Quindi significa che i malati oncologici e magari sottoposti a chemioterapie dovrebbero avere la priorità?
«Evidenze mediche dimostrano che i pazienti in chemioterapie sono i più esposti a infezioni. In prima fila sono quanti soffrono per tumori polmonari e oncoematologici. Più resistenti sono i pazienti in remissione, quindi sì, andrebbe fatta una attenta valutazione».
Ma un paziente immunodepresso non corre rischi nel vaccinarsi?

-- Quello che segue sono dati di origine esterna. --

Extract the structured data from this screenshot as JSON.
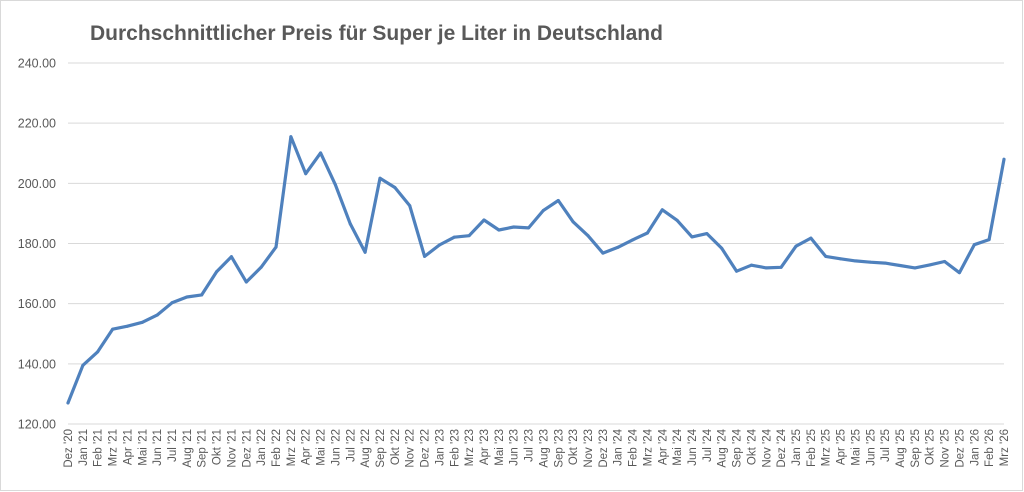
{
  "chart_data": {
    "type": "line",
    "title": "Durchschnittlicher Preis für Super je Liter in Deutschland",
    "xlabel": "",
    "ylabel": "",
    "ylim": [
      120,
      240
    ],
    "yticks": [
      120,
      140,
      160,
      180,
      200,
      220,
      240
    ],
    "ytick_labels": [
      "120.00",
      "140.00",
      "160.00",
      "180.00",
      "200.00",
      "220.00",
      "240.00"
    ],
    "grid": true,
    "legend": "none",
    "colors": {
      "line": "#4f81bd",
      "grid": "#d9d9d9",
      "text": "#595959"
    },
    "categories": [
      "Dez '20",
      "Jan '21",
      "Feb '21",
      "Mrz '21",
      "Apr '21",
      "Mai '21",
      "Jun '21",
      "Jul '21",
      "Aug '21",
      "Sep '21",
      "Okt '21",
      "Nov '21",
      "Dez '21",
      "Jan '22",
      "Feb '22",
      "Mrz '22",
      "Apr '22",
      "Mai '22",
      "Jun '22",
      "Jul '22",
      "Aug '22",
      "Sep '22",
      "Okt '22",
      "Nov '22",
      "Dez '22",
      "Jan '23",
      "Feb '23",
      "Mrz '23",
      "Apr '23",
      "Mai '23",
      "Jun '23",
      "Jul '23",
      "Aug '23",
      "Sep '23",
      "Okt '23",
      "Nov '23",
      "Dez '23",
      "Jan '24",
      "Feb '24",
      "Mrz '24",
      "Apr '24",
      "Mai '24",
      "Jun '24",
      "Jul '24",
      "Aug '24",
      "Sep '24",
      "Okt '24",
      "Nov '24",
      "Dez '24",
      "Jan '25",
      "Feb '25",
      "Mrz '25",
      "Apr '25",
      "Mai '25",
      "Jun '25",
      "Jul '25",
      "Aug '25",
      "Sep '25",
      "Okt '25",
      "Nov '25",
      "Dez '25",
      "Jan '26",
      "Feb '26",
      "Mrz '26"
    ],
    "series": [
      {
        "name": "Super",
        "values": [
          127,
          139.5,
          144,
          151.5,
          152.5,
          153.8,
          156.2,
          160.3,
          162.2,
          162.9,
          170.6,
          175.6,
          167.2,
          172.1,
          178.8,
          215.5,
          203.2,
          210.1,
          199.5,
          186.5,
          177.1,
          201.7,
          198.6,
          192.6,
          175.7,
          179.5,
          182.1,
          182.6,
          187.8,
          184.5,
          185.5,
          185.2,
          191.0,
          194.3,
          187.2,
          182.6,
          176.8,
          178.7,
          181.2,
          183.5,
          191.2,
          187.7,
          182.2,
          183.3,
          178.4,
          170.8,
          172.8,
          171.9,
          172.1,
          179.1,
          181.8,
          175.7,
          174.9,
          174.2,
          173.8,
          173.5,
          172.7,
          171.9,
          172.9,
          174.0,
          170.3,
          179.6,
          181.3,
          208.0
        ]
      }
    ]
  }
}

«Molti obiettano che nel campione su cui è stato testato il vaccino non ci sono stati malati oncologici e che di conseguenza non si conoscono gli effetti. Ma il punto è che non si potevano coinvolgere pazienti nella fase di prima ricerca e raccolta dati. Da quella che è la mia esperienza invece dico che i malati oncologici devono essere identificati come pazienti con priorità, come i medici o gli operatori nelle Rsa. Su “Cancer discovery” è stata da poco pubblicata una ricerca che in base ai dati stila una sorta di indice di priorità e conclude come sia indispensabile un accesso precoce al vaccino proprio per questi pazienti ad alto rischio di contagio».